Heterogeneous DNA Adduct Formation in Vitro by the Acetylated Food Mutagen 2-(Acetoxyamino)-1-methyl-6-phenylimidazo[4,5-b]pyridine: A Fluorescence Spectroscopic Study

Article abstract of DOI:10.1021/tx00047a005

The food mutagen 2-amino-1-methyl-6-phenylimidazo[4,5-b]pyridine (PhIP) forms adducts to DNA guanine bases at the C-8 position. No other DNA adduction site has been verified for PhIP, nor has any experimental data been collected on the conformation of the PhIP-DNA covalent complex. To determine if multiple PhIP-DNA adduct species exist, or if PhIP-DNA adducts assume multiple conformations, 2-(acetoxyamino)-1-methyl-6-phenylimidazo[4,5-b]pyridine (N-acetoxy-PhIP) was reacted with calf thymus DNA, followed by an evaluation of the resulting adduct complexes by fluorescence spectroscopy. Approximately 20 percent of the N-acetoxy-PhIP formed covalent complexes with DNA. Two major and several minor spots were observed by 32P-postlabeling, suggesting a minimum of two major adduct species. UV/vis spectra of the PhIP-modified DNA also showed heterogeneous formation of PhIP-DNA adducts. Fluoroscence excitation and emission spectroscopy with or without fluorescence quenching (silver ion and acrylamide) was used to evaluate the number of adducts formed, and the low-resulation conformation of each adduct. Four adduct fluorophores were observed and assigned the nomenclature PAi, where "PA" denotes PhIP Adduct and i = 1-4 in order of fluorescence emission band energies, with 1 the highest and 4 the lowest energy, respectively. Excitation maxima for the adduct fluorophores ranged from 340 to 370 nm, and emission maxima ranged from 390 to 420 nm. The fluorescence from adduct PA1 was quenched by silver but not acrylamide, suggesting a helix-internal configuration.
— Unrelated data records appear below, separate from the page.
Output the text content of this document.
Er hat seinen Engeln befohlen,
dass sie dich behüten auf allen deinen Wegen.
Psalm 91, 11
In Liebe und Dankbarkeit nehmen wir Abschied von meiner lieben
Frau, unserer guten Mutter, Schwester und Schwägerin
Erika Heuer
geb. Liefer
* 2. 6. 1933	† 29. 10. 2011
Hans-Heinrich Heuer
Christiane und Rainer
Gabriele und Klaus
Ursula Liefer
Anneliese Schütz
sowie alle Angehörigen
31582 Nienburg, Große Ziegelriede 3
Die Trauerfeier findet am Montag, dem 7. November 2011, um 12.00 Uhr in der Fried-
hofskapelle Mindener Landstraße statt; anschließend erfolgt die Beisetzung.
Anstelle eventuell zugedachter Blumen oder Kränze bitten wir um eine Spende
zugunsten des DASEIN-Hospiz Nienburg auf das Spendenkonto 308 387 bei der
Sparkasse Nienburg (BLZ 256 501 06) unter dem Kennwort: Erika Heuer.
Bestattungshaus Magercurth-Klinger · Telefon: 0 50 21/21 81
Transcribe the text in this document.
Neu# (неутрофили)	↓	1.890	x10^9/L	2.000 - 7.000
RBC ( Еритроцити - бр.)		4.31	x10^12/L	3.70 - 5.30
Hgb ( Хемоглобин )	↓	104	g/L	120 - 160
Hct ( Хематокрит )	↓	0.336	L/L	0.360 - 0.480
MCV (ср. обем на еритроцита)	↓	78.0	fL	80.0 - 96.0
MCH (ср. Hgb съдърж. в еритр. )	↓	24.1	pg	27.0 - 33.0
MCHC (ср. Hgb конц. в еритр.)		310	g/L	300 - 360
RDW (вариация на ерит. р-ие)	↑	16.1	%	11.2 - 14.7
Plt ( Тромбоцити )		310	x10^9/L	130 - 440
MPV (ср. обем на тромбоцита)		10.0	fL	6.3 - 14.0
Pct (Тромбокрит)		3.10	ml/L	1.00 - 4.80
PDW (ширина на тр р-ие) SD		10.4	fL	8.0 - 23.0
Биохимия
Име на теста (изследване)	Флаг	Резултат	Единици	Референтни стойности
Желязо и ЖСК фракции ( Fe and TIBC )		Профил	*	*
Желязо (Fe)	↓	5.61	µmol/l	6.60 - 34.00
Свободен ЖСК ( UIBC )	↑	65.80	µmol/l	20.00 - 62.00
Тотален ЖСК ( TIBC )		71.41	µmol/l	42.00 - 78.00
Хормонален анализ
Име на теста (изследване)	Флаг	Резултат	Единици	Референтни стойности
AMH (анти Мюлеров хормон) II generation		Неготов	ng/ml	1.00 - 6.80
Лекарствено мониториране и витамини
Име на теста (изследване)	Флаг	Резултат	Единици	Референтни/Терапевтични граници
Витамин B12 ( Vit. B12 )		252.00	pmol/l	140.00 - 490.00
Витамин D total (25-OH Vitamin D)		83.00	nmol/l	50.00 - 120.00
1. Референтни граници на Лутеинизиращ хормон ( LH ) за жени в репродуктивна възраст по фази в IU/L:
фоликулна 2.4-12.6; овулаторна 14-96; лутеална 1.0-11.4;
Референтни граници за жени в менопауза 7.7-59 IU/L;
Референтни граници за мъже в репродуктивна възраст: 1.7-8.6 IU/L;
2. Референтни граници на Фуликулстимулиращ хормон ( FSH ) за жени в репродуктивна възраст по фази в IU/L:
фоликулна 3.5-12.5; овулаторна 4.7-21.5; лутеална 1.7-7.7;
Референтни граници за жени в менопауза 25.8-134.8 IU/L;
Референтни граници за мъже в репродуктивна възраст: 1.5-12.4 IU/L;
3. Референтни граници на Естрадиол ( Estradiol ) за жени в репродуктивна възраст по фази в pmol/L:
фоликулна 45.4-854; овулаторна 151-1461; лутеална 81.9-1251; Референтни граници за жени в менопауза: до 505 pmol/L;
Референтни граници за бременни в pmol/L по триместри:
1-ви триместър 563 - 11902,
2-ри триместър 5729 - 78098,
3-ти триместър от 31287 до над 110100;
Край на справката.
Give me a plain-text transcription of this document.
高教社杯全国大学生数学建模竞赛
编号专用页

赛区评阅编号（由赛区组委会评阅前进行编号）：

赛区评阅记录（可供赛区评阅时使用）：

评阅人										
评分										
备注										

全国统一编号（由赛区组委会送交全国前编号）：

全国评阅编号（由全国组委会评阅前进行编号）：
Adduct PA2 fluorescence was strongly enhanced upon silver binding but was not affected by acrylamide, also indicating that this adduct was internal. The fluoroscence from adducts PA3 and PA4 was quenched by acrylamide but not silver; thus PA2 and PA3 were tentatively assigned as solvent-accessible. These data are the first suggesting heterogeneous formation of PhIP adducts to intact DNA, but we cannot as yet determine how many chemical species of adduct are formed or if a given species exists in multiple conformations.